British energy major BP said on Tuesday it expects stronger oil and gas prices, higher refining margins and solid trading performance to significantly boost its second-quarter earnings following the surge in global energy prices during the Iran conflict.
The company said higher commodity prices are expected to add between $1.8 billion and $2.1 billion to earnings from its oil production and operations business, while its gas and low-carbon energy segment could contribute an additional $500 million to $700 million. Stronger refining margins are also projected to lift earnings in its products business by $1.2 billion to $1.4 billion, with oil trading expected to outperform the previous quarter.
The improved outlook comes despite BP forecasting lower upstream production of 2.17 million to 2.22 million barrels of oil equivalent per day in the second quarter, down from 2.34 million boed in the first quarter, partly due to disruptions linked to the Middle East crisis.
BP said Brent crude averaged about $97 per barrel during the April-to-June quarter, compared with roughly $78 in the previous quarter, as the Iran war disrupted global energy supplies and tightened markets.

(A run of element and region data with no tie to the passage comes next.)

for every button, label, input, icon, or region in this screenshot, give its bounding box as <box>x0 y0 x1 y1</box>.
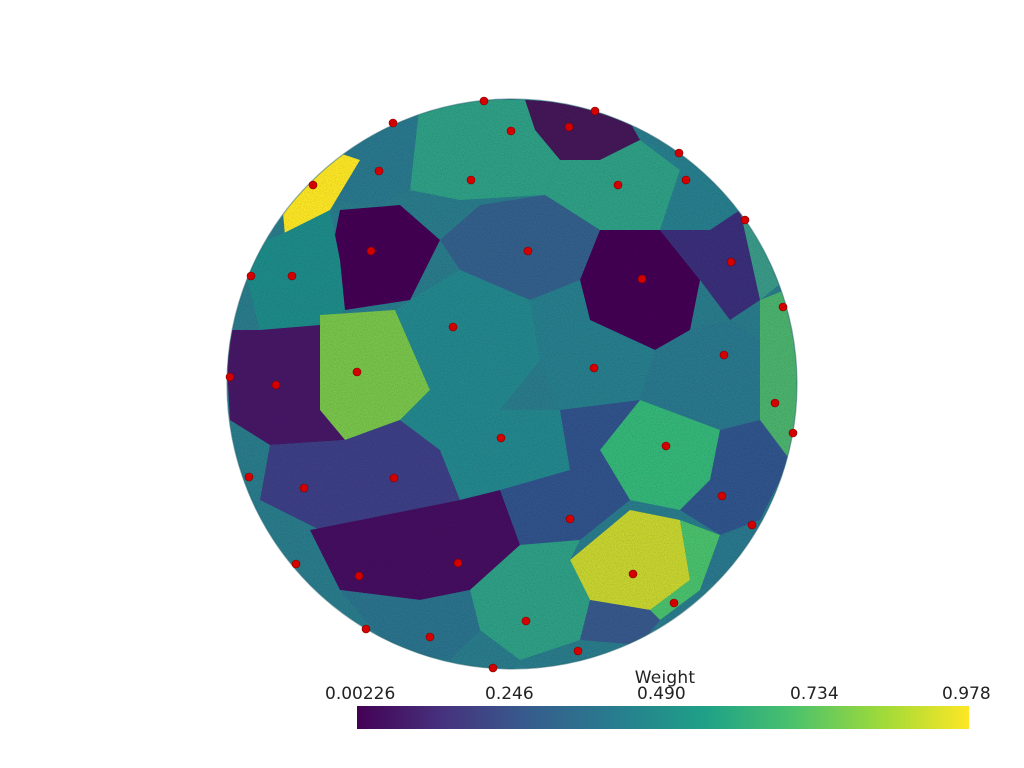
seed-point-marker <box>425 632 435 642</box>
colorbar-title: Weight <box>634 668 696 688</box>
region <box>760 290 797 460</box>
region <box>640 140 740 230</box>
seed-point-marker <box>466 175 476 185</box>
seed-point-marker <box>747 520 757 530</box>
seed-point-marker <box>726 257 736 267</box>
seed-point-marker <box>308 180 318 190</box>
colorbar-tick: 0.978 <box>942 684 991 704</box>
colorbar-tick: 0.00226 <box>325 684 396 704</box>
region <box>650 520 720 620</box>
seed-point-marker <box>488 663 498 673</box>
seed-point-marker <box>590 106 600 116</box>
seed-point-marker <box>564 122 574 132</box>
region <box>580 600 660 645</box>
region <box>580 230 700 350</box>
seed-point-marker <box>244 472 254 482</box>
seed-point-marker <box>613 180 623 190</box>
colorbar-tick: 0.490 <box>637 684 686 704</box>
region <box>570 510 690 610</box>
seed-point-marker <box>479 96 489 106</box>
colorbar-tick: 0.246 <box>485 684 534 704</box>
region <box>440 195 600 300</box>
region <box>700 160 785 300</box>
seed-point-marker <box>674 148 684 158</box>
region <box>600 400 720 510</box>
seed-point-marker <box>354 571 364 581</box>
seed-point-marker <box>453 558 463 568</box>
seed-point-marker <box>628 569 638 579</box>
seed-point-marker <box>681 175 691 185</box>
region <box>320 310 430 440</box>
seed-point-marker <box>521 616 531 626</box>
seed-point-marker <box>719 350 729 360</box>
region <box>340 590 480 660</box>
region <box>640 320 760 430</box>
seed-markers <box>225 96 798 673</box>
seed-point-marker <box>573 646 583 656</box>
seed-point-marker <box>496 433 506 443</box>
region <box>500 400 640 545</box>
seed-point-marker <box>299 483 309 493</box>
seed-point-marker <box>388 118 398 128</box>
seed-point-marker <box>271 380 281 390</box>
point-cloud-sphere <box>227 99 797 669</box>
seed-point-marker <box>661 441 671 451</box>
colorbar <box>357 706 969 729</box>
region <box>310 490 520 600</box>
seed-point-marker <box>740 215 750 225</box>
region <box>260 420 460 530</box>
seed-point-marker <box>523 246 533 256</box>
region <box>330 205 440 310</box>
seed-point-marker <box>565 514 575 524</box>
region <box>530 280 655 410</box>
seed-point-marker <box>374 166 384 176</box>
seed-point-marker <box>669 598 679 608</box>
colorbar-tick: 0.734 <box>790 684 839 704</box>
seed-point-marker <box>361 624 371 634</box>
seed-point-marker <box>589 363 599 373</box>
seed-point-marker <box>788 428 798 438</box>
region <box>395 270 540 410</box>
region <box>400 390 570 500</box>
region <box>227 325 345 445</box>
seed-point-marker <box>778 302 788 312</box>
region <box>470 540 590 660</box>
seed-point-marker <box>637 274 647 284</box>
seed-point-marker <box>246 271 256 281</box>
region <box>660 210 760 320</box>
seed-point-marker <box>352 367 362 377</box>
seed-point-marker <box>717 491 727 501</box>
seed-point-marker <box>225 372 235 382</box>
seed-point-marker <box>291 559 301 569</box>
region <box>410 100 560 200</box>
seed-point-marker <box>287 271 297 281</box>
region <box>545 140 680 230</box>
seed-point-marker <box>366 246 376 256</box>
seed-point-marker <box>448 322 458 332</box>
region <box>240 210 345 330</box>
seed-point-marker <box>389 473 399 483</box>
seed-point-marker <box>506 126 516 136</box>
seed-point-marker <box>770 398 780 408</box>
region <box>680 420 790 535</box>
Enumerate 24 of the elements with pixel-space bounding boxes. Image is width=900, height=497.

The company also reported a sharp reduction in net debt to between $22 billion and $23 billion at the end of June from $25.3 billion three months earlier, supported by debt repayments and liability reductions. BP expects to record around $1 billion in impairments, mainly related to its transition businesses, and about $500 million in exploration write-offs linked largely to the sale of its stake in Canada’s Bay du Nord offshore project.